Members of the University of Maine at Farmington class of 2021 are recorded marching in an academic procession on May 1 as part of the virtual graduation ceremony that became viewable on graduation day, Saturday, May 8. The procession and speeches were prerecorded in order to comply with COVID-19 CDC guidelines. Photo courtesy of University of Maine at Farmington

FARMINGTON — Like many schools dealing with restrictions surrounding the coronavirus pandemic, the University of Maine at Farmington prerecorded its graduation ceremony and released it online Saturday for graduates’ families and friends to see.

While the Class of 2021 officially graduated May 8, much of the ceremony that would traditionally surround the event came a week earlier. In order to follow COVID-19 social-distancing protocols, the “unconventional” commencement ceremony, including all speeches and students receiving their diplomas, was recorded on May 1 and only published online the following weekend when degrees were officially conferred.

The graduation began with a compilation of the 186 participating graduates marching in the procession. In total, approximately 376 undergraduate and graduate students received their diplomas this year.

A resounding theme throughout the graduation addresses was one commending graduates for completing their college careers amid difficult challenges brought on by the pandemic. Among those delivering speeches was UMF President Eric Serna.

“The new look for this year’s commencement is an affirmation that life is unpredictable and sometimes you have to approach things differently and find new ways to be successful,” Serna said during his speech. “However, from the turn of your tassels, it marks your next steps into a bright future.”

Serna praised the class of 2021 for its “dedication,” “perseverance” and having “learned new ways to be successful” during this “unprecedented year of change.”

Despite the need to practice social distancing and forgo many in-person experiences, we learned how to engage in a vibrant, virtual community,” he said. “You made the changes needed to protect yourself and your community.”

Student speaker Billie Rose Newby, 22, was tapped by the university to represent the voice of the class of 2021. In her speech, Newby spoke about what it means to be a graduating class whose “day-to-day experiences” were “historic times … that will be discussed academically in classes for generations to come” such as the Black Lives Matter movement, the 2020 presidential election and the COVID-19 pandemic.

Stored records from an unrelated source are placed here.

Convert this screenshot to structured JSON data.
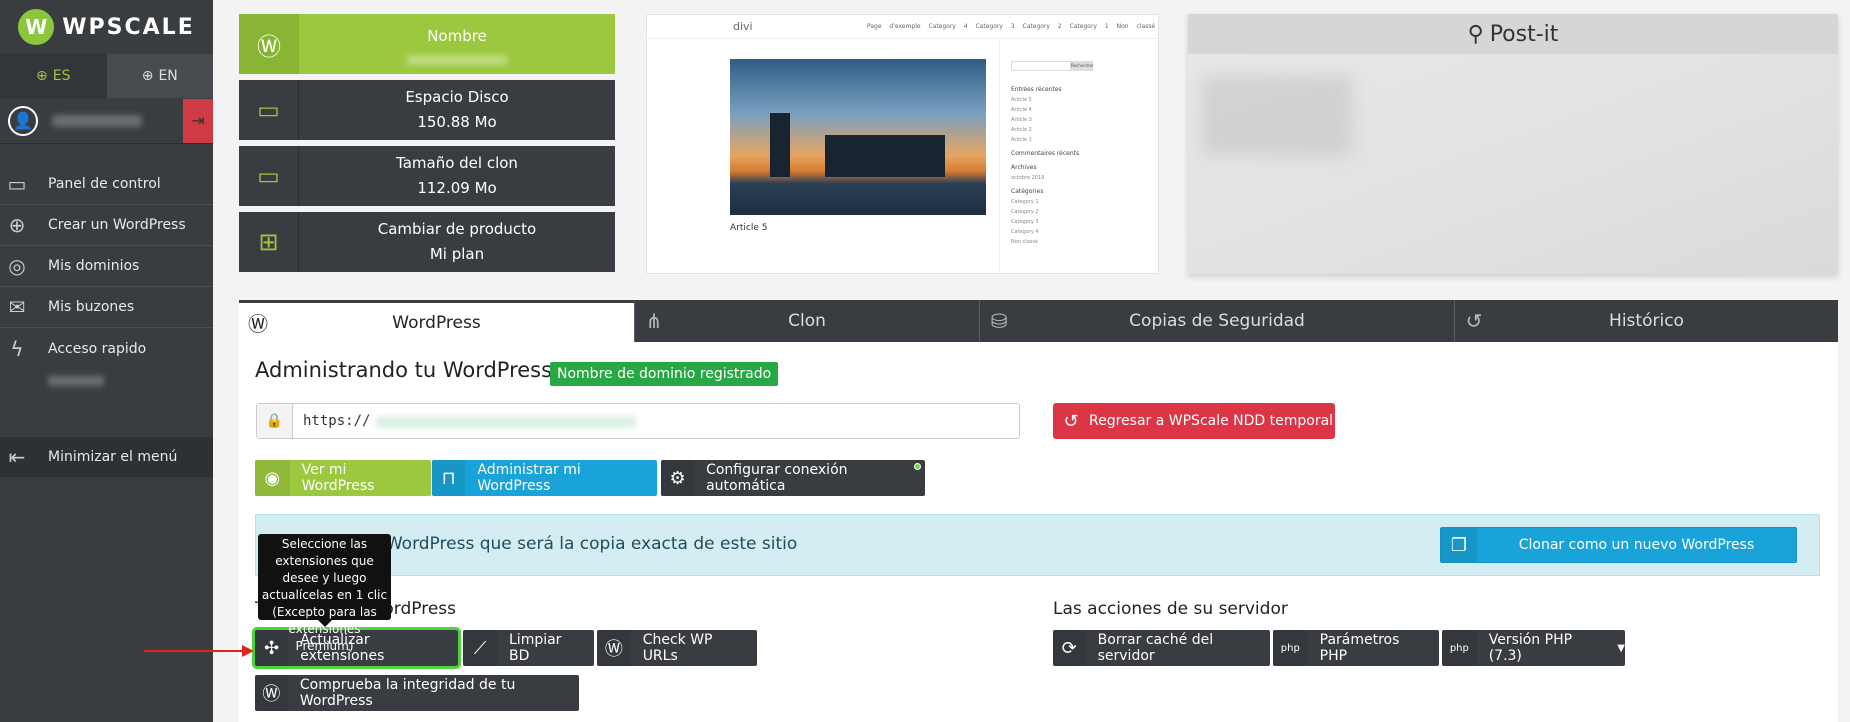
{
  "sidebar": {
    "brand": "WPSCALE",
    "lang": [
      {
        "label": "ES",
        "active": true
      },
      {
        "label": "EN",
        "active": false
      }
    ],
    "items": [
      {
        "label": "Panel de control",
        "icon": "monitor-icon"
      },
      {
        "label": "Crear un WordPress",
        "icon": "plus-circle-icon"
      },
      {
        "label": "Mis dominios",
        "icon": "globe-icon"
      },
      {
        "label": "Mis buzones",
        "icon": "mail-icon"
      },
      {
        "label": "Acceso rapido",
        "icon": "lightning-icon"
      }
    ],
    "minimize": "Minimizar el menú"
  },
  "cards": [
    {
      "title": "Nombre",
      "value": ""
    },
    {
      "title": "Espacio Disco",
      "value": "150.88 Mo"
    },
    {
      "title": "Tamaño del clon",
      "value": "112.09 Mo"
    },
    {
      "title": "Cambiar de producto",
      "value": "Mi plan"
    }
  ],
  "preview": {
    "brand": "divi",
    "menu": "Page d'exemple Category 4 Category 3 Category 2 Category 1 Non classé",
    "post_title": "Article 5",
    "search_button": "Rechercher",
    "sidebar_sections": [
      {
        "heading": "Entrées récentes",
        "items": [
          "Article 5",
          "Article 4",
          "Article 3",
          "Article 2",
          "Article 1"
        ]
      },
      {
        "heading": "Commentaires récents",
        "items": []
      },
      {
        "heading": "Archives",
        "items": [
          "octobre 2019"
        ]
      },
      {
        "heading": "Catégories",
        "items": [
          "Category 1",
          "Category 2",
          "Category 3",
          "Category 4",
          "Non classé"
        ]
      }
    ]
  },
  "postit": {
    "title": "Post-it"
  },
  "tabs": [
    {
      "label": "WordPress",
      "active": true
    },
    {
      "label": "Clon",
      "active": false
    },
    {
      "label": "Copias de Seguridad",
      "active": false
    },
    {
      "label": "Histórico",
      "active": false
    }
  ],
  "main": {
    "title": "Administrando tu WordPress",
    "badge": "Nombre de dominio registrado",
    "url_prefix": "https://",
    "revert_button": "Regresar a WPScale NDD temporal",
    "actions": {
      "view": "Ver mi WordPress",
      "admin": "Administrar mi WordPress",
      "autologin": "Configurar conexión automática"
    },
    "clone_text": "vo WordPress que será la copia exacta de este sitio",
    "clone_button": "Clonar como un nuevo WordPress",
    "section_left": "Tus acciones WordPress",
    "section_right": "Las acciones de su servidor",
    "wp_actions": {
      "update_plugins": "Actualizar extensiones",
      "clean_db": "Limpiar BD",
      "check_urls": "Check WP URLs",
      "integrity": "Comprueba la integridad de tu WordPress"
    },
    "server_actions": {
      "clear_cache": "Borrar caché del servidor",
      "php_params": "Parámetros PHP",
      "php_version": "Versión PHP (7.3)"
    },
    "tooltip": "Seleccione las extensiones que desee y luego actualícelas en 1 clic (Excepto para las extensiones Premium)"
  }
}
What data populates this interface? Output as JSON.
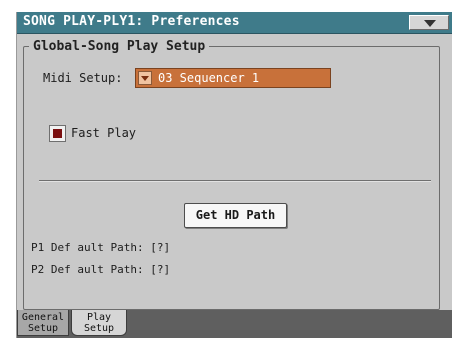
{
  "header": {
    "title": "SONG PLAY-PLY1: Preferences",
    "menu_icon": "chevron-down-icon"
  },
  "global_song_play_setup": {
    "section_title": "Global-Song Play Setup",
    "midi_setup": {
      "label": "Midi Setup:",
      "value": "03 Sequencer 1"
    },
    "fast_play": {
      "label": "Fast Play",
      "checked": true
    }
  },
  "hd_path": {
    "button_label": "Get HD Path",
    "p1_default_path": "P1 Def ault Path: [?]",
    "p2_default_path": "P2 Def ault Path: [?]"
  },
  "tabs": [
    {
      "line1": "General",
      "line2": "Setup",
      "active": false
    },
    {
      "line1": "Play",
      "line2": "Setup",
      "active": true
    }
  ],
  "colors": {
    "title_bar": "#3f7b8a",
    "panel_bg": "#c9c9c9",
    "field_orange": "#c8713a",
    "checkbox_mark": "#7a0f10"
  }
}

“We did not sit still in these moments and let the every day pass without input from its participants,” Newby said. “We came together and acknowledged that this is not history for us, it is part of our lives.”

In an interview, Newby said that her speech was inspired by “the way that all of my fellow class members of the class of 2021 were able to come together as a community and speak out and shape the university for what it becomes to us.”

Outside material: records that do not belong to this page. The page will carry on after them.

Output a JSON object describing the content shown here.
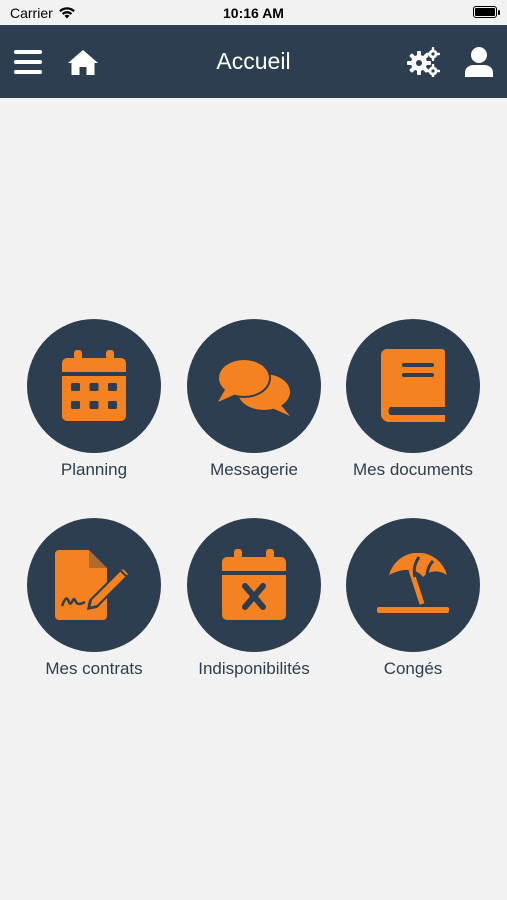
{
  "status": {
    "carrier": "Carrier",
    "time": "10:16 AM"
  },
  "header": {
    "title": "Accueil",
    "background": "#2c3e50"
  },
  "accent": "#f58220",
  "tiles": [
    {
      "label": "Planning",
      "icon": "calendar-icon"
    },
    {
      "label": "Messagerie",
      "icon": "chat-bubbles-icon"
    },
    {
      "label": "Mes documents",
      "icon": "book-icon"
    },
    {
      "label": "Mes contrats",
      "icon": "signed-document-icon"
    },
    {
      "label": "Indisponibilités",
      "icon": "calendar-x-icon"
    },
    {
      "label": "Congés",
      "icon": "beach-umbrella-icon"
    }
  ]
}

Newby explained that she was particularly inspired by the campus reaction to a Title IX incident at UMF in 2019 in which two female students said that the college failed to protect them when they reported instances of sexual assault on campus. Protests, forums and collaborations with the college administration followed in what Newby called an “impactful” time where she and other students “made sure that things changed for the better.”

“I tried to be the best voice I could be for our class and for who we stand for and what we want to be represented by in the future,” Newby said.

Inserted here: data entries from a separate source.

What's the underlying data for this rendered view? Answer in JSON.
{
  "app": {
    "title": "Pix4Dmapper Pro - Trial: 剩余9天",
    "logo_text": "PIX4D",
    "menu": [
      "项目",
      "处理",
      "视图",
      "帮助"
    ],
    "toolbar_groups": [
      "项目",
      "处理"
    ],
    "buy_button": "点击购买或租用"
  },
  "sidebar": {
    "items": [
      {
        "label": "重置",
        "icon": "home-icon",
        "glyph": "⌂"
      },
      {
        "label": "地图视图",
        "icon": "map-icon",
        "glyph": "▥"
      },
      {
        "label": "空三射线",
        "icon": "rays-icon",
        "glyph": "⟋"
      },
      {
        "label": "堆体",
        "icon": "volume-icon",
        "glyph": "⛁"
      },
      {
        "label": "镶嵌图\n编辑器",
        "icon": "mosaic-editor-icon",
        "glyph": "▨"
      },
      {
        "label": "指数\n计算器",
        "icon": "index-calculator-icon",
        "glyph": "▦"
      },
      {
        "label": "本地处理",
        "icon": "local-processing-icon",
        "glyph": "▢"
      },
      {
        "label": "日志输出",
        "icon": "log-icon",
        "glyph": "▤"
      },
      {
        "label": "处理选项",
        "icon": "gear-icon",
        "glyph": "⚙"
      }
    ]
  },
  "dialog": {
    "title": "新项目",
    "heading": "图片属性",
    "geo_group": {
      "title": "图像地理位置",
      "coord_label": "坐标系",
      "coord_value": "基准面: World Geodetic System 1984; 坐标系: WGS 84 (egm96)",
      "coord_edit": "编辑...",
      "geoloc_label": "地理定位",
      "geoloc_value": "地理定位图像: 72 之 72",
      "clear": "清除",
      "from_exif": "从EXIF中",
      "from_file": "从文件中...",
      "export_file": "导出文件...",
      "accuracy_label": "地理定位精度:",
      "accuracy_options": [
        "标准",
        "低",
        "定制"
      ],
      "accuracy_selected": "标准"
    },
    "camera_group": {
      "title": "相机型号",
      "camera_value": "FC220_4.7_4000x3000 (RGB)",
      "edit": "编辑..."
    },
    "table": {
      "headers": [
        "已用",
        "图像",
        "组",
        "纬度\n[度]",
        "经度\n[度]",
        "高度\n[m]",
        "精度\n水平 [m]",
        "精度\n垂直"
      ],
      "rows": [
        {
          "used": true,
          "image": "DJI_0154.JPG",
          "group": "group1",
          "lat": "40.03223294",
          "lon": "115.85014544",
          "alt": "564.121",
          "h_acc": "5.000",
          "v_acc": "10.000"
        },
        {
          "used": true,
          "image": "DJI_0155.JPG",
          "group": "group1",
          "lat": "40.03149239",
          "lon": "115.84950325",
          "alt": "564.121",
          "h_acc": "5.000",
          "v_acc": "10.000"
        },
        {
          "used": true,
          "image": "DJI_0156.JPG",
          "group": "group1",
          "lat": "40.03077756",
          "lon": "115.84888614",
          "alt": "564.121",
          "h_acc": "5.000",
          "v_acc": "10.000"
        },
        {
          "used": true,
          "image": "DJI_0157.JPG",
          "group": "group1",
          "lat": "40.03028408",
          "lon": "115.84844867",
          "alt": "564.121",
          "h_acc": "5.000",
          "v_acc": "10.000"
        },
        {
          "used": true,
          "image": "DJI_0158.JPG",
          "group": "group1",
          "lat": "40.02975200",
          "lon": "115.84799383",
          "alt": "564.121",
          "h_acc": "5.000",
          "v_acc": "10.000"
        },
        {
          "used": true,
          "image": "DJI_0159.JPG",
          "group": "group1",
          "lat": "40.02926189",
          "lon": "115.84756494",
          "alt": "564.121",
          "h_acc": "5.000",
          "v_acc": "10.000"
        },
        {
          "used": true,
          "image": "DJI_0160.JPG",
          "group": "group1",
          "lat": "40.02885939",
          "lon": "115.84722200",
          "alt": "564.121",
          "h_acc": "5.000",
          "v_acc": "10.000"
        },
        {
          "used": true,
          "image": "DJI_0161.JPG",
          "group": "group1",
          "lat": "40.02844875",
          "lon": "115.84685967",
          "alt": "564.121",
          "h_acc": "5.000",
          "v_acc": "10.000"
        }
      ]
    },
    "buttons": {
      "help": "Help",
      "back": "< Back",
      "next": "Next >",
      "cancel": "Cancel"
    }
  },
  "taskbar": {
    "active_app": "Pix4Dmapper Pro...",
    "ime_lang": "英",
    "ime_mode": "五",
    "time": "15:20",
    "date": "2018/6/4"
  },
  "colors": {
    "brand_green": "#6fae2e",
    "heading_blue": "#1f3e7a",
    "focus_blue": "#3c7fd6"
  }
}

Newby finished out her speech by acknowledging her class’s “intelligence, creativity, tenacity and ambition.”

Whatever you may become, know that if you speak out and work hard for what you believe in, you will mold the world, you will leave a mark, and you will make a difference,” Newby concluded. “As you go forth and make your mark on the world, remember where you started.”

The commencement address was delivered by Professor Emeritus of English Daniel Gunn, who emphasized that “what matters is being present, fully, in the now you have been granted.”

Gunn implored the graduating class to “cultivate this faculty of attention, the capacity to notice things as they are, in all of their nuanced complexity.”

I hope you will also live all you can by embracing the world ecstatically,” Gunn encouraged. “By finding opportunities to throw yourself unreservedly into the local habitations and the shimmering present tense scenes that constitute your life.”

“In my classes, I have never seen such a commitment to creating a safe and accepting and nurturing space as I have during your time at Farmington,” he concluded. “As a group, you have faced loss and disorientation and tremendous mental health pressures but you have survived and thrived and excelled and made a difference in the world and now many of you are walking across the stage in person against all odds to receive your diplomas. You have a lot to be proud of.”

The ceremony ended with the presentation of candidates and Serna’s conferment of the degrees.

The ceremony can be viewed on the UMF website at www.umf.maine.edu/commencement-2021/. The ceremony will also be “available on Youtube for viewing for years to come.”